Facial nerve injuries are initially treated with decompression and if it
fails various other options are available ( direct facial- facial nerve
suture, facial nerve interpositional graft, hypoglossal- facial – jump-
nerve anastomosis, dynamic muscle transfer and sling
plasties)30. But optic nerve once atrophied cannot be
repaired. Hence it is always advisable to surgically intervene as early
as possible to salvage the vision in clinically indicated, properly
selected patients. And it is justified to state that “Time lost is
vision lost”.
CONCLUSION
Traumatic optic neuropathy (TON) denotes an acute injury to the optic
nerve (ON) secondary to direct or indirect trauma. Direct trauma occurs
usually due to penetrating injury
causing shearing or hematoma of the optic nerve. Indirect TON is usually
due to blunt head trauma and is caused by increased intracanalicular
pressure from the injury with vascular ischemia and interruption of
neurofeedback mechanisms leading to blindness28, 31.
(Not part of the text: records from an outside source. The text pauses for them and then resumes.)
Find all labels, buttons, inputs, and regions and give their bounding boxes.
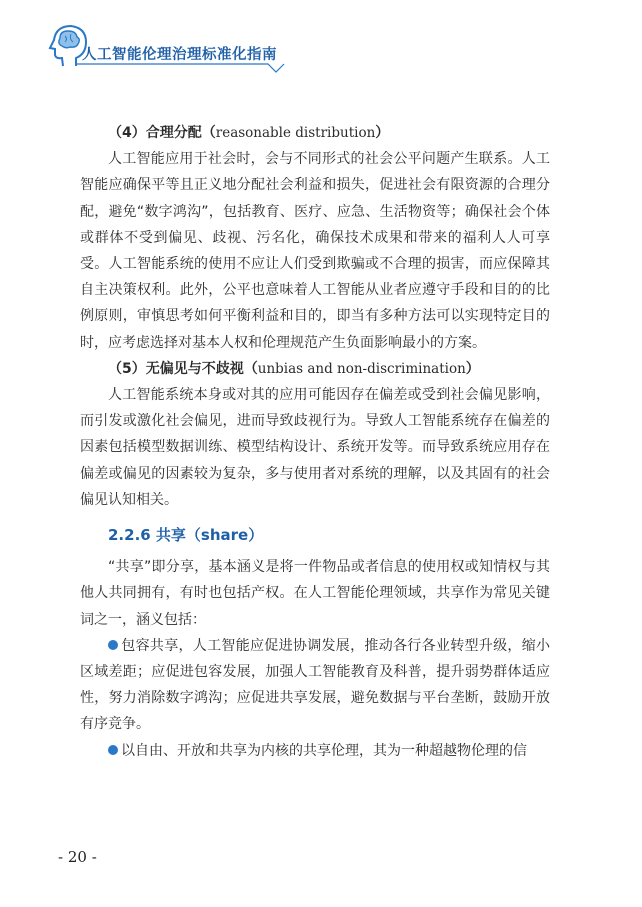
subhead-english: unbias and non-discrimination (257, 360, 466, 377)
section-heading-share: 2.2.6 共享（share） (108, 526, 264, 545)
bullet-item (80, 738, 550, 764)
subsection-heading-5 (80, 356, 550, 382)
paragraph-share-intro: “共享”即分享，基本涵义是将一件物品或者信息的使用权或知情权与其他人共同拥有，有时也包括产权。在人工智能伦理领域，共享作为常见关键词之一，涵义包括： (80, 559, 550, 628)
bullet-dot-icon (108, 745, 118, 755)
page-number: - 20 - (58, 848, 97, 866)
subhead-close: ） (465, 360, 480, 377)
paragraph-fair-distribution: 人工智能应用于社会时，会与不同形式的社会公平问题产生联系。人工智能应确保平等且正义地分配社会利益和损失，促进社会有限资源的合理分配，避免“数字鸿沟”，包括教育、医疗、应急、生活物资等；确保社会个体或群体不受到偏见、歧视、污名化，确保技术成果和带来的福利人人可享受。人工智能系统的使用不应让人们受到欺骗或不合理的损害，而应保障其自主决策权利。此外，公平也意味着人工智能从业者应遵守手段和目的的比例原则，审慎思考如何平衡利益和目的，即当有多种方法可以实现特定目的时，应考虑选择对基本人权和伦理规范产生负面影响最小的方案。 (80, 151, 550, 351)
page-body (80, 120, 550, 764)
subhead-label: （4）合理分配（ (108, 125, 216, 141)
subhead-english: reasonable distribution (215, 125, 376, 141)
bullet-dot-icon (108, 640, 118, 650)
paragraph-unbias: 人工智能系统本身或对其的应用可能因存在偏差或受到社会偏见影响，而引发或激化社会偏见，进而导致歧视行为。导致人工智能系统存在偏差的因素包括模型数据训练、模型结构设计、系统开发等。而导致系统应用存在偏差或偏见的因素较为复杂，多与使用者对系统的理解，以及其固有的社会偏见认知相关。 (80, 387, 550, 508)
header-title: 人工智能伦理治理标准化指南 (82, 47, 277, 63)
bullet-text: 包容共享，人工智能应促进协调发展，推动各行各业转型升级，缩小区域差距；应促进包容发展，加强人工智能教育及科普，提升弱势群体适应性，努力消除数字鸿沟；应促进共享发展，避免数据与平台垄断，鼓励开放有序竞争。 (80, 637, 550, 733)
bullet-item (80, 633, 550, 738)
subhead-label: （5）无偏见与不歧视（ (108, 360, 258, 377)
subhead-close: ） (375, 125, 390, 141)
bullet-text: 以自由、开放和共享为内核的共享伦理，其为一种超越物伦理的信 (121, 742, 527, 759)
header-underline (76, 60, 286, 74)
subsection-heading-4 (80, 120, 550, 146)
To date no standard treatment protocol has been developed regarding
traumatic optic neuropathy. However, our study shows that the timing is
the most important prognostic factor in traumatic optic neuropathy. Best
results are obtained when decompression is done within 72 hours. Since
most of these patients have associated head injury, which needs
neurosurgical intervention; it is advisable to perform optic nerve
decompression in the same sitting to ensure better prognosis. Degree of
vascular compromise is another determining factor for visual
restoration. Unfortunately we do not still have a tool to assess the
degree of optic nerve ischemia.
Also proper selection of patient for decompression plays a vital role.
The overall condition/ prognosis of the patient as well as the extend of
head injury of the patient has to be considered before doing a
“heroic” attempt to restore the vision. Our study did not show any
added benefits with nerve sheath incision routinely. Also pre operative
visual status have important role in the post operative improvement.
Patient with light perception and above seems to benefit more from the
surgery than patients with no perception of light.